EXCLUSIVO: 1º ministro alvo da Lava Jato de Portugal fala sobre sua luta solitária contra o arbítrio

José Sócrates explica a perseguição "absurda" que sofreu do Ministério Público português e a semelhança com o caso do ex-presidente Lula. Ele destaca, no entanto, que diferente de Portugal a mídia alternativa brasileira resistiu

José Sócrates. | Foto: PATRICIA DE MELO MOREIRA / AFP

Jornal GGN – O ex-primeiro-ministro português José Sócrates foi absolvido de três denúncias de corrupção apresentadas pelo Ministério Público de Portugal, nesta sexta-feira, 9. Ele falou com exclusividade ao jornalista Luís Nassif sobre os desdobramentos da decisão, na manhã deste sábado, 10, durante transmissão ao vivo na TV GGN.  

A decisão do Tribunal Central de Instrução Criminal desmontou a acusação que, em outubro de 2017, apontou o ex-líder socialista como autor de 31 crimes. 

O episódio envolvendo Sócrates é semelhante ao caso do ex-presidente brasileiro Luiz Inácio Lula da Silva, alvo da arbitragem do Ministério Público Federal, por meio da Operação Lava Jato e as decisões tendenciosas do ex-juiz federal Sérgio Moro. 

Assim como Lula, Sócrates foi alvo de condução coercitiva e ficou 11 meses preso, enquanto foi protagonista de um grande espetáculo político-midiático. 

Ontem, o juiz de instrução Ivo Rosa acatou pouco mais de 10 denúncias e rejeitou todas as que indicavam corrupção por parte do ex-líder político. Ele, no entanto, ainda será julgado por acusações de lavagem de dinheiro e falsificação de documento.

“O juiz concluiu que todas as acusações de corrupção contra mim não tinham mérito, sustentação e fundamento. As acusações eram fantasiosas, incongruentes, como eu sustentei desde o início, que não eram apenas injustas e falsas, mas absurdas”, disse Sócrates. 

O político português destacou a semelhança entre os casos brasileiro e português. “O que é extraordinário e foi verificado, sobre o que se deu aqui em Portugal e no Brasil, é no que diz respeito a escolha do juiz. Porque, ontem, o juiz de instrução declarou que o processo foi distribuído para um juiz de forma viciada, fraudulenta, arbitrária e que descumpriu a Lei”, apontou.

Ainda, para o ex 1º ministro todo este caso foi uma tentativa de criminalização das políticas de sua gestão. “Todas as acusações que faziam eram contra as bandeiras políticas do meu governo, por exemplo, a construção de escolas públicas ou a diplomacia e economia com a Venezuela. Tudo isso foi criminalizado com o objetivo de lançar a infâmia sobre o meu governo”, disse. 

“O governo que me sucedeu, arranjou uma procuradoria-geral que fez tudo o que lhe mandava fazer: prender o Sócrates e criminalizar todas as políticas do meu governo”, explicou.

“Mas, ontem, foi um belo dia pra mim, uma vitória para minha integridade como político, foi muito importante, porque ficaram completamente arrasadas todas as acusações”, desabafou. 

Quando a mídia alternativa se faz necessária 

Sócrates também destacou como a mídia local se uniu nesta campanha contra o seu governo.

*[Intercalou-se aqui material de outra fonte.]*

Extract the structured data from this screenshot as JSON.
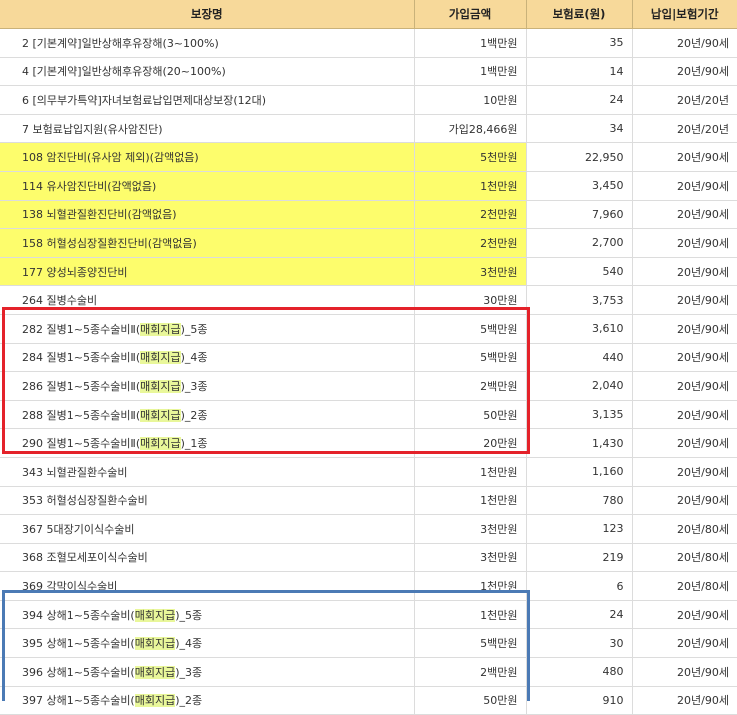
{
  "header": {
    "col_name": "보장명",
    "col_amount": "가입금액",
    "col_premium": "보험료(원)",
    "col_period": "납입|보험기간"
  },
  "colors": {
    "header_bg": "#f7d99a",
    "highlight": "#fdfd6c",
    "red_box": "#e4222a",
    "blue_box": "#4b7ab5",
    "pay_tag": "#e9f79a"
  },
  "rows": [
    {
      "no": "2",
      "name": "[기본계약]일반상해후유장해(3~100%)",
      "tag": "",
      "suffix": "",
      "amount": "1백만원",
      "premium": "35",
      "period": "20년/90세",
      "hl": false
    },
    {
      "no": "4",
      "name": "[기본계약]일반상해후유장해(20~100%)",
      "tag": "",
      "suffix": "",
      "amount": "1백만원",
      "premium": "14",
      "period": "20년/90세",
      "hl": false
    },
    {
      "no": "6",
      "name": "[의무부가특약]자녀보험료납입면제대상보장(12대)",
      "tag": "",
      "suffix": "",
      "amount": "10만원",
      "premium": "24",
      "period": "20년/20년",
      "hl": false
    },
    {
      "no": "7",
      "name": "보험료납입지원(유사암진단)",
      "tag": "",
      "suffix": "",
      "amount": "가입28,466원",
      "premium": "34",
      "period": "20년/20년",
      "hl": false
    },
    {
      "no": "108",
      "name": "암진단비(유사암 제외)(감액없음)",
      "tag": "",
      "suffix": "",
      "amount": "5천만원",
      "premium": "22,950",
      "period": "20년/90세",
      "hl": true
    },
    {
      "no": "114",
      "name": "유사암진단비(감액없음)",
      "tag": "",
      "suffix": "",
      "amount": "1천만원",
      "premium": "3,450",
      "period": "20년/90세",
      "hl": true
    },
    {
      "no": "138",
      "name": "뇌혈관질환진단비(감액없음)",
      "tag": "",
      "suffix": "",
      "amount": "2천만원",
      "premium": "7,960",
      "period": "20년/90세",
      "hl": true
    },
    {
      "no": "158",
      "name": "허혈성심장질환진단비(감액없음)",
      "tag": "",
      "suffix": "",
      "amount": "2천만원",
      "premium": "2,700",
      "period": "20년/90세",
      "hl": true
    },
    {
      "no": "177",
      "name": "양성뇌종양진단비",
      "tag": "",
      "suffix": "",
      "amount": "3천만원",
      "premium": "540",
      "period": "20년/90세",
      "hl": true
    },
    {
      "no": "264",
      "name": "질병수술비",
      "tag": "",
      "suffix": "",
      "amount": "30만원",
      "premium": "3,753",
      "period": "20년/90세",
      "hl": false
    },
    {
      "no": "282",
      "name": "질병1~5종수술비Ⅱ(",
      "tag": "매회지급",
      "suffix": ")_5종",
      "amount": "5백만원",
      "premium": "3,610",
      "period": "20년/90세",
      "hl": false
    },
    {
      "no": "284",
      "name": "질병1~5종수술비Ⅱ(",
      "tag": "매회지급",
      "suffix": ")_4종",
      "amount": "5백만원",
      "premium": "440",
      "period": "20년/90세",
      "hl": false
    },
    {
      "no": "286",
      "name": "질병1~5종수술비Ⅱ(",
      "tag": "매회지급",
      "suffix": ")_3종",
      "amount": "2백만원",
      "premium": "2,040",
      "period": "20년/90세",
      "hl": false
    },
    {
      "no": "288",
      "name": "질병1~5종수술비Ⅱ(",
      "tag": "매회지급",
      "suffix": ")_2종",
      "amount": "50만원",
      "premium": "3,135",
      "period": "20년/90세",
      "hl": false
    },
    {
      "no": "290",
      "name": "질병1~5종수술비Ⅱ(",
      "tag": "매회지급",
      "suffix": ")_1종",
      "amount": "20만원",
      "premium": "1,430",
      "period": "20년/90세",
      "hl": false
    },
    {
      "no": "343",
      "name": "뇌혈관질환수술비",
      "tag": "",
      "suffix": "",
      "amount": "1천만원",
      "premium": "1,160",
      "period": "20년/90세",
      "hl": false
    },
    {
      "no": "353",
      "name": "허혈성심장질환수술비",
      "tag": "",
      "suffix": "",
      "amount": "1천만원",
      "premium": "780",
      "period": "20년/90세",
      "hl": false
    },
    {
      "no": "367",
      "name": "5대장기이식수술비",
      "tag": "",
      "suffix": "",
      "amount": "3천만원",
      "premium": "123",
      "period": "20년/80세",
      "hl": false
    },
    {
      "no": "368",
      "name": "조혈모세포이식수술비",
      "tag": "",
      "suffix": "",
      "amount": "3천만원",
      "premium": "219",
      "period": "20년/80세",
      "hl": false
    },
    {
      "no": "369",
      "name": "각막이식수술비",
      "tag": "",
      "suffix": "",
      "amount": "1천만원",
      "premium": "6",
      "period": "20년/80세",
      "hl": false
    },
    {
      "no": "394",
      "name": "상해1~5종수술비(",
      "tag": "매회지급",
      "suffix": ")_5종",
      "amount": "1천만원",
      "premium": "24",
      "period": "20년/90세",
      "hl": false
    },
    {
      "no": "395",
      "name": "상해1~5종수술비(",
      "tag": "매회지급",
      "suffix": ")_4종",
      "amount": "5백만원",
      "premium": "30",
      "period": "20년/90세",
      "hl": false
    },
    {
      "no": "396",
      "name": "상해1~5종수술비(",
      "tag": "매회지급",
      "suffix": ")_3종",
      "amount": "2백만원",
      "premium": "480",
      "period": "20년/90세",
      "hl": false
    },
    {
      "no": "397",
      "name": "상해1~5종수술비(",
      "tag": "매회지급",
      "suffix": ")_2종",
      "amount": "50만원",
      "premium": "910",
      "period": "20년/90세",
      "hl": false
    }
  ]
}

Segundo ele, as acusações descabidas “foram sustentadas durante anos numa campanha horrível em todos os meios de comunicação social, com horas e horas de televisão”, explicou. “O que se passou aqui, vocês [brasileiros] conhecem muito bem, porque viveram exatamente as mesmas coisas, a mesma preciosidade da mídia, sempre acudindo as acusações do Ministério Público sem pedir a apresentação de provas”, disparou. 

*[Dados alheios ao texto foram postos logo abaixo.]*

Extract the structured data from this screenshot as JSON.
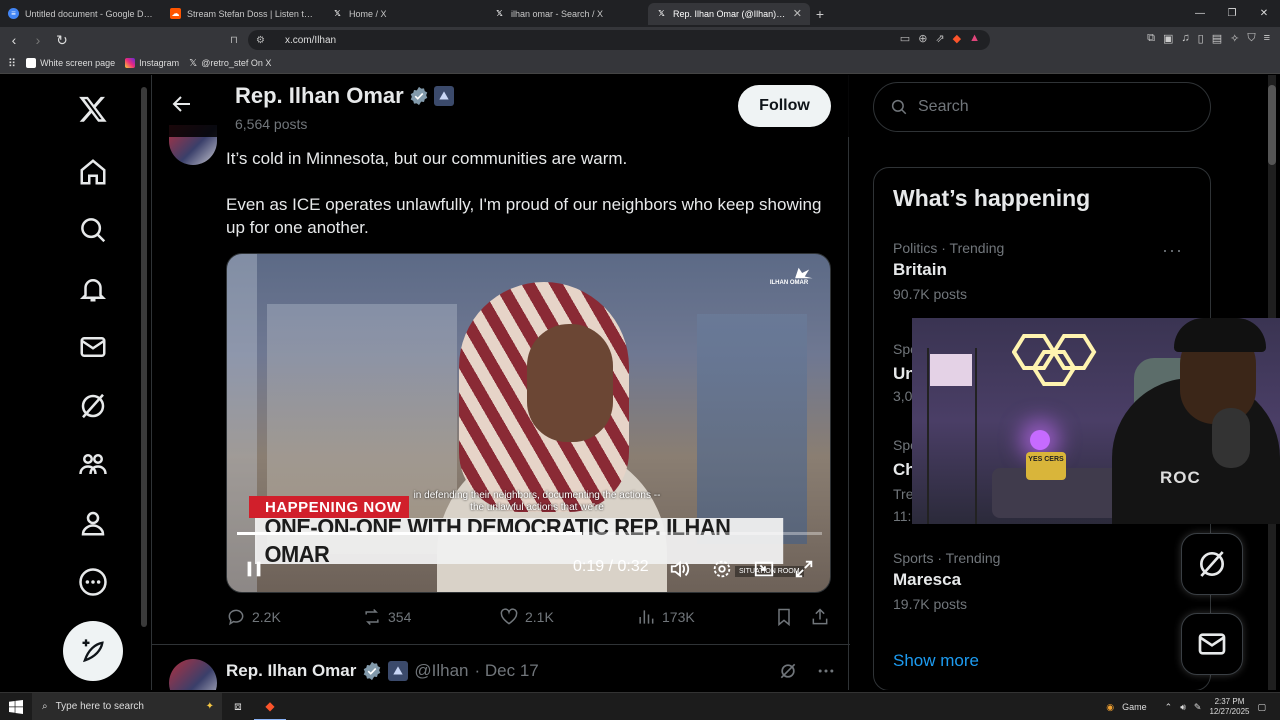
{
  "browser": {
    "tabs": [
      {
        "label": "Untitled document - Google Docs",
        "icon": "google-docs-icon",
        "color": "#4285f4",
        "active": false
      },
      {
        "label": "Stream Stefan Doss | Listen to Decen",
        "icon": "soundcloud-icon",
        "color": "#ff5500",
        "active": false
      },
      {
        "label": "Home / X",
        "icon": "x-icon",
        "color": "#000000",
        "active": false
      },
      {
        "label": "ilhan omar - Search / X",
        "icon": "x-icon",
        "color": "#000000",
        "active": false
      },
      {
        "label": "Rep. Ilhan Omar (@Ilhan) / X",
        "icon": "x-icon",
        "color": "#000000",
        "active": true
      }
    ],
    "url": "x.com/Ilhan",
    "bookmarks": [
      {
        "label": "White screen page",
        "color": "#ffffff"
      },
      {
        "label": "Instagram",
        "color": "#e1306c"
      },
      {
        "label": "@retro_stef On X",
        "color": "#000000"
      }
    ]
  },
  "profile": {
    "name": "Rep. Ilhan Omar",
    "posts": "6,564 posts",
    "follow_label": "Follow"
  },
  "tweet": {
    "line1": "It’s cold in Minnesota, but our communities are warm.",
    "line2": "Even as ICE operates unlawfully, I'm proud of our neighbors who keep showing up for one another.",
    "video": {
      "logo": "ILHAN OMAR",
      "caption": "in defending their neighbors, documenting the actions -- the unlawful actions that we're",
      "banner_red": "HAPPENING NOW",
      "banner_white": "ONE-ON-ONE WITH DEMOCRATIC REP. ILHAN OMAR",
      "time": "0:19 / 0:32",
      "progress": 0.59,
      "sub_logo": "SITUATION ROOM"
    },
    "stats": {
      "replies": "2.2K",
      "reposts": "354",
      "likes": "2.1K",
      "views": "173K"
    }
  },
  "tweet2": {
    "name": "Rep. Ilhan Omar",
    "handle": "@Ilhan",
    "date": "· Dec 17"
  },
  "search": {
    "placeholder": "Search"
  },
  "trends": {
    "title": "What’s happening",
    "items": [
      {
        "category": "Politics · Trending",
        "name": "Britain",
        "count": "90.7K posts"
      },
      {
        "category": "Sports · Trending",
        "name": "Maresca",
        "count": "19.7K posts"
      }
    ],
    "hidden_fragments": [
      "Spo",
      "Un",
      "3,0",
      "Spo",
      "Ch",
      "Tre",
      "11:"
    ],
    "show_more": "Show more"
  },
  "webcam": {
    "pillow_text": "YES CERS",
    "shirt_text": "ROC"
  },
  "taskbar": {
    "search_placeholder": "Type here to search",
    "game_label": "Game",
    "time": "2:37 PM",
    "date": "12/27/2025"
  }
}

Mas, ao comparar o seu caso com o do ex-presidente Lula, ele ressaltou que o que diferença entre Portugal e Brasil está na discussão desses abusos, por meio das denúncias feitas pela mídia alternativa. “No Brasil há debate sobre esse assunto, enquanto aqui [em Portugal] há silêncio” disparou. 

O avanço globalizado da extrema-direita

Sócrates também explicou o dado momento em que a instrumentalização do sistema judicial para perseguição política começou a ser usada contra o seu governo. 

“Tudo isso aqui em Portugal aconteceu pela primeira vez, porque até então não havia isso na tradição da política portuguesa. Isso tem a ver com o momento em que os políticos da direita começaram a contratar marqueteiros do Brasil para fazerem essa jogada suja. Assim, pela primeira vez, se definiu como orientação política criminalizar os governos antecedentes, nomeadamente o meu”, concluiu.